Handsfasting, was a tradition form of marriage or religious rite of passage for people in Scotland until the
19th centuary. It has now, been adapted to those practicing in more Nature based religions, to allow couples to make a commitment
to eachother, regardless of ethnic culture. There is no set rule when performing a handsfasting ritual, there can be only
guidelines. It is up to the two people carrying out the ritual to decide "exactly" how they wish it to be performed, in order
to make it meaningful.
Traditionally, the handsfasting ceremony, lasts one year and a day, sometimes termed as a "celtic engagement"
ceremony, for others it is a marriage ceremony. After the one year and a day, if the couple have performed this as an "Engagement"
they then may get married.
If used as a marriage ceremony, couples may stay together or go their separate ways, with no guilt.

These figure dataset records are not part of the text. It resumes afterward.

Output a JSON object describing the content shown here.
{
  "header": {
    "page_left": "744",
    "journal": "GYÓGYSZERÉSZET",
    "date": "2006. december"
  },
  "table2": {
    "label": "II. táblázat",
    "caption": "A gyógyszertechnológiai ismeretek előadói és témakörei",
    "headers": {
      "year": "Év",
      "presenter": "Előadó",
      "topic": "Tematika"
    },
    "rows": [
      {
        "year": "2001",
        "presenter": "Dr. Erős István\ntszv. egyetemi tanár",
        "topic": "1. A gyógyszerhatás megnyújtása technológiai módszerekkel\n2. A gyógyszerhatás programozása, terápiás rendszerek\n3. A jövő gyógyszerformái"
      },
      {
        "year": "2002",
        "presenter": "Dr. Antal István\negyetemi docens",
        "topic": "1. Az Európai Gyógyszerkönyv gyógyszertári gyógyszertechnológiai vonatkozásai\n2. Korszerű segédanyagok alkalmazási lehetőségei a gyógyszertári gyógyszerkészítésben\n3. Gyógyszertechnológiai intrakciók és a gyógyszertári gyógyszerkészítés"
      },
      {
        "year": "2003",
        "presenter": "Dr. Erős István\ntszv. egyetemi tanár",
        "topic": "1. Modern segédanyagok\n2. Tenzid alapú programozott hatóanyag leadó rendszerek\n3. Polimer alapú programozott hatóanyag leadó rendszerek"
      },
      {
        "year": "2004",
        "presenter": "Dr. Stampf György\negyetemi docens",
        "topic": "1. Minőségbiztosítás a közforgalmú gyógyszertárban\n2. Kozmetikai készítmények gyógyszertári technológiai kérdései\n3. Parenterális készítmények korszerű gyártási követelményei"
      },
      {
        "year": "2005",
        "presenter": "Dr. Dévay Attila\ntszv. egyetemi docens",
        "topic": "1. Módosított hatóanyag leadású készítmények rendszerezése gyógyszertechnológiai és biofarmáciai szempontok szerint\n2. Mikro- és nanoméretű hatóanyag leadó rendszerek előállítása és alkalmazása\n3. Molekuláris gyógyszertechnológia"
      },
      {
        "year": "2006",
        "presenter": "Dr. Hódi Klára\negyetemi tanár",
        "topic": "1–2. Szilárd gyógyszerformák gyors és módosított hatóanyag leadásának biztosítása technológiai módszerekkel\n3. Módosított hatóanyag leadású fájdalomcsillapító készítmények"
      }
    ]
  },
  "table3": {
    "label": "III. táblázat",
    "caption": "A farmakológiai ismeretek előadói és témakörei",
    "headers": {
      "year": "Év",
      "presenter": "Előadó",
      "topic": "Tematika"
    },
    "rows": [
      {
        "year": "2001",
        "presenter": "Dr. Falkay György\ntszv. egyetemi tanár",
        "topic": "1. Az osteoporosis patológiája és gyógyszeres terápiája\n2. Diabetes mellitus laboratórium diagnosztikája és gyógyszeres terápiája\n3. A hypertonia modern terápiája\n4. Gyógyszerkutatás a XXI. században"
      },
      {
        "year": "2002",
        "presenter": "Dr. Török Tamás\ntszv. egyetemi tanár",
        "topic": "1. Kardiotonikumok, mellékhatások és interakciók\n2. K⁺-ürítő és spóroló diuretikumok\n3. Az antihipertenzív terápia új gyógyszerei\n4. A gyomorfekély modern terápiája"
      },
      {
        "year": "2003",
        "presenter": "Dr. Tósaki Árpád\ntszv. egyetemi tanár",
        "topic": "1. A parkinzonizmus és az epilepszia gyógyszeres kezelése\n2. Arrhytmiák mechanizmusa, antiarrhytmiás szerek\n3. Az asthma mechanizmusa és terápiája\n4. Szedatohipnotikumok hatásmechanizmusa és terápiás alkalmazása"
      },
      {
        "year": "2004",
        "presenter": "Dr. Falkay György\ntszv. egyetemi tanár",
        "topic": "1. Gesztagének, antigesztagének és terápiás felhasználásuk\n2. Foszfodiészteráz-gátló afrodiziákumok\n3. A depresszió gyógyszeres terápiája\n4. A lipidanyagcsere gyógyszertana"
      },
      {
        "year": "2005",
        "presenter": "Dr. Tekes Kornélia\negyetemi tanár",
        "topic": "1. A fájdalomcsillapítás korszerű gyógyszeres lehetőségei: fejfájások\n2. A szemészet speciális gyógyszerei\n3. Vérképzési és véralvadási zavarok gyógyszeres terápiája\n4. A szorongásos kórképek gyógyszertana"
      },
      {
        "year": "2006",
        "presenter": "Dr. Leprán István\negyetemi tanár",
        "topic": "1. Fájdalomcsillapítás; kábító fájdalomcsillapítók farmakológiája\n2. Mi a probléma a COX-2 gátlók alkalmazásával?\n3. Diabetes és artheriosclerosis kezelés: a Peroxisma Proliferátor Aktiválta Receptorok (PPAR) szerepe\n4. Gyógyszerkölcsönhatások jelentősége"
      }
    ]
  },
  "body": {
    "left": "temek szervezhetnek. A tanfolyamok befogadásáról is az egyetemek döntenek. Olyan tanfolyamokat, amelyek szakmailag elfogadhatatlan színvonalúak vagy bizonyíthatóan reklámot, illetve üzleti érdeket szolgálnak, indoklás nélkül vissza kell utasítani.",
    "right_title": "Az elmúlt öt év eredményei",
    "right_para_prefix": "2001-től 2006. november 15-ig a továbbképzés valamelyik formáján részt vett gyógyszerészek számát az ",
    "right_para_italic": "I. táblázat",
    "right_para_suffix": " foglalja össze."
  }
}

The spiritual bond of a handsfasting ceremony, is taken very seriously that a physical bond.
Traditionally the palms or wrists were slightly cut to shed some blood so that their blood
may be exchanged and therefore signifying how seriously this commitment is taken by both parties. In Scotland there used to
be handfasting 'chant' that went something as follows, " blood of my blood and bone of my bone...". Today, couples favor just
the handfasting with a ribbon without the blood ritual.
Vows, which have been written by each person are then exchanged, signifying the spoken contact
between the two. Rings (or jewelery of some description) are exchanged to symbolise eternal love. After the vows and the rings,
the couples wrists are then unbound and they can walk together along the same path.